Hani bir şarkı dinlerken ya da bir şiir okurken anlatılan o sevgi ve o sevgili; sanki sana aitmiş gibi dinlersin okursun işte o "an" dersin; keşke..........
işte bu keşkelerle yola çıkar insan ve bir bakmışsın bütün bunlar sadece bir hayal...
Ama hayalin içindeki duygular; onlar aynalar...
Bakmaya gönüllüyse insan aynaya, aynada gözlerine yansıyan
işte o doğruların içindeki yalan gerçeklerdir...
Tıpkı yaşam gibi...
Aynanın öbür tarıfına hiç geçemezsin ama hep görürsün gerçeği...
Sevgili Rüya şiirime yaptığın yorum varya hani:
"Sevda birkez yüreğe düşmeye görsün eskimiyor öyle değil mi ?
Her daim nasıl da canlı kalıyor...
Hatırlandıkça acımsı buruk ama eşsiz bir duyguyla nasıl da gelip yüreğimizin üzerine çakılıyor.."
...
işte o "sevda" bir hayal, tıpkı kullanıcı adım gibi...
eskimeyen sevda , hayalin içindeki o eskimeyen duygulardır...
Hatırlamak demek, zamanın ellerine teslim ettiğini bir zaman sonra "an" ın içine sıkıştırdığın ve hapsettiğin yoğun duygularla gerçeği sarıp sarmalamaktır...
ve evet doğru olabilir yüreğimizin üzerine çakılıyor, çarpıyor insanı
"o acımsı, buruk ama eşsiz duygu"...
Bu ne atılır ne satılır türdendir...
Evet şairler hem yaşarlar hem yaşatırlar hem öldürürler ve ölürler...
Hayaller... hayaller ve yine de hayaller...
Gözlerini kapadığın "an" da başlar işte tüm duygular...
ve bu duygular sen gözünü hiç açmamacasına yumduğun gün biter ve bitirirler...
"Bir şair ölür ve bin şair ölür..."
Şair değildir ölümsüz olan; duygulardır her biri ayrı yaşanmış ama aynı duygular...
acı , tatlı, sıcak, soğuk işte o duygular sanki bizim(sen, o, bu, şu, onlar) duygularımızdır...
Ölümsüzleşen tek şey, yaşanmış ya da yaşanılası duygulardır...

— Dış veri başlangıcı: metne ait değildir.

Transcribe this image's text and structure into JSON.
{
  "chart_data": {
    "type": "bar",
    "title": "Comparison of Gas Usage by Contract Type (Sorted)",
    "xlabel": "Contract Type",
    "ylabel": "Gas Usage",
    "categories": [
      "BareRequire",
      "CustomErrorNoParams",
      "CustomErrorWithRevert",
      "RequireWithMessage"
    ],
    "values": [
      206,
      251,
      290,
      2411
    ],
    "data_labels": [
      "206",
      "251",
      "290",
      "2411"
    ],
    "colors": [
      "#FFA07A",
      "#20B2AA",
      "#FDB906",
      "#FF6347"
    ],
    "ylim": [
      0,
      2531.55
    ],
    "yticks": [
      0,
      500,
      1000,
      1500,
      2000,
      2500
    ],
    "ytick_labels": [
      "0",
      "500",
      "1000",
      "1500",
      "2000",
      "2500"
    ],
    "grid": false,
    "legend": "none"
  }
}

Kalem yazar görevidir yazmak ama duygular kötürüm olunca kalemde görevini ifa edemez...
ve bakın bir şair ölür, bin şair ölür...
Eskimeyen aslında "sevda " nın gölgesinde barınan duygulardır...
Şiirimde "gözlerimi kapayıp düşlüyorum" satırı şiirin can noktasıdır.

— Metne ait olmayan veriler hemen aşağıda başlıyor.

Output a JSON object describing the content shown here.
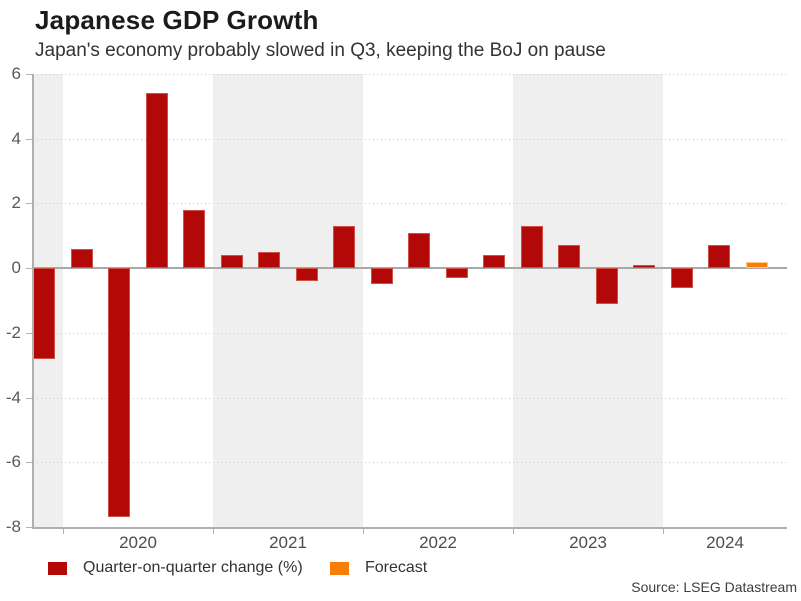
{
  "header": {
    "title": "Japanese GDP Growth",
    "subtitle": "Japan's economy probably slowed in Q3, keeping the BoJ on pause"
  },
  "chart_data": {
    "type": "bar",
    "title": "Japanese GDP Growth",
    "subtitle": "Japan's economy probably slowed in Q3, keeping the BoJ on pause",
    "ylabel": "Quarter-on-quarter change (%)",
    "ylim": [
      -8,
      6
    ],
    "yticks": [
      6,
      4,
      2,
      0,
      -2,
      -4,
      -6,
      -8
    ],
    "gridline_values": [
      6,
      4,
      2,
      -2,
      -4,
      -6
    ],
    "grid": "horizontal dotted",
    "legend_position": "bottom-left",
    "x_year_labels": [
      "2020",
      "2021",
      "2022",
      "2023",
      "2024"
    ],
    "shaded_year_bands": [
      2019,
      2021,
      2023
    ],
    "categories": [
      "2019 Q4",
      "2020 Q1",
      "2020 Q2",
      "2020 Q3",
      "2020 Q4",
      "2021 Q1",
      "2021 Q2",
      "2021 Q3",
      "2021 Q4",
      "2022 Q1",
      "2022 Q2",
      "2022 Q3",
      "2022 Q4",
      "2023 Q1",
      "2023 Q2",
      "2023 Q3",
      "2023 Q4",
      "2024 Q1",
      "2024 Q2",
      "2024 Q3"
    ],
    "values": [
      -2.8,
      0.6,
      -7.7,
      5.4,
      1.8,
      0.4,
      0.5,
      -0.4,
      1.3,
      -0.5,
      1.1,
      -0.3,
      0.4,
      1.3,
      0.7,
      -1.1,
      0.1,
      -0.6,
      0.7,
      0.2
    ],
    "forecast_index": 19,
    "series": [
      {
        "name": "Quarter-on-quarter change (%)",
        "color": "#b20808",
        "kind": "actual"
      },
      {
        "name": "Forecast",
        "color": "#f97d09",
        "kind": "forecast"
      }
    ]
  },
  "legend": {
    "items": [
      {
        "label": "Quarter-on-quarter change (%)",
        "color": "#b20808"
      },
      {
        "label": "Forecast",
        "color": "#f97d09"
      }
    ]
  },
  "source": "Source: LSEG Datastream",
  "colors": {
    "actual_bar": "#b20808",
    "forecast_bar": "#f97d09",
    "year_band": "#efefef",
    "gridline": "#c8c8c8",
    "zero_line": "#a8a8a8",
    "axis": "#b0b0b0",
    "tick_label": "#595959"
  }
}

Can; vazgeçti mi bu şiir de yıkılır, eski bir yaşanmışlığın altında kalır ve viran olmuş bir kent görünümündedir yürek
ve o yüreğin içinde büyüttüğündür...
...
Şiirime kattığınız bu güzel duygularınız için teşekkür ediyor
saygılarımı ve sevgilerimi sunuyorum...
Kabul buyrun lütfen...
yıllanmış şarap edasında muhteşem bir fon müziği eşliğinde enfez dizeler
emeğinize o güzel yüreğinize sağlık
gönül kaleminiz hiç susmaması temenlisiyle
tekrar yüreğinize sağlık..
arkadaşlarda öyle güzel şeyler yazmışlar ki
bizlere sadece taktir etmek kalmış..
onların gönüllerine de sağlık
Hocam sayfama hoşgeldiniz.
Beni ihya ettiniz.
Bu yoğunluğunuz içerisinde sayfama gelip
kendi kelimelerinizle sayfama yazmanız benim için çok değerlidir.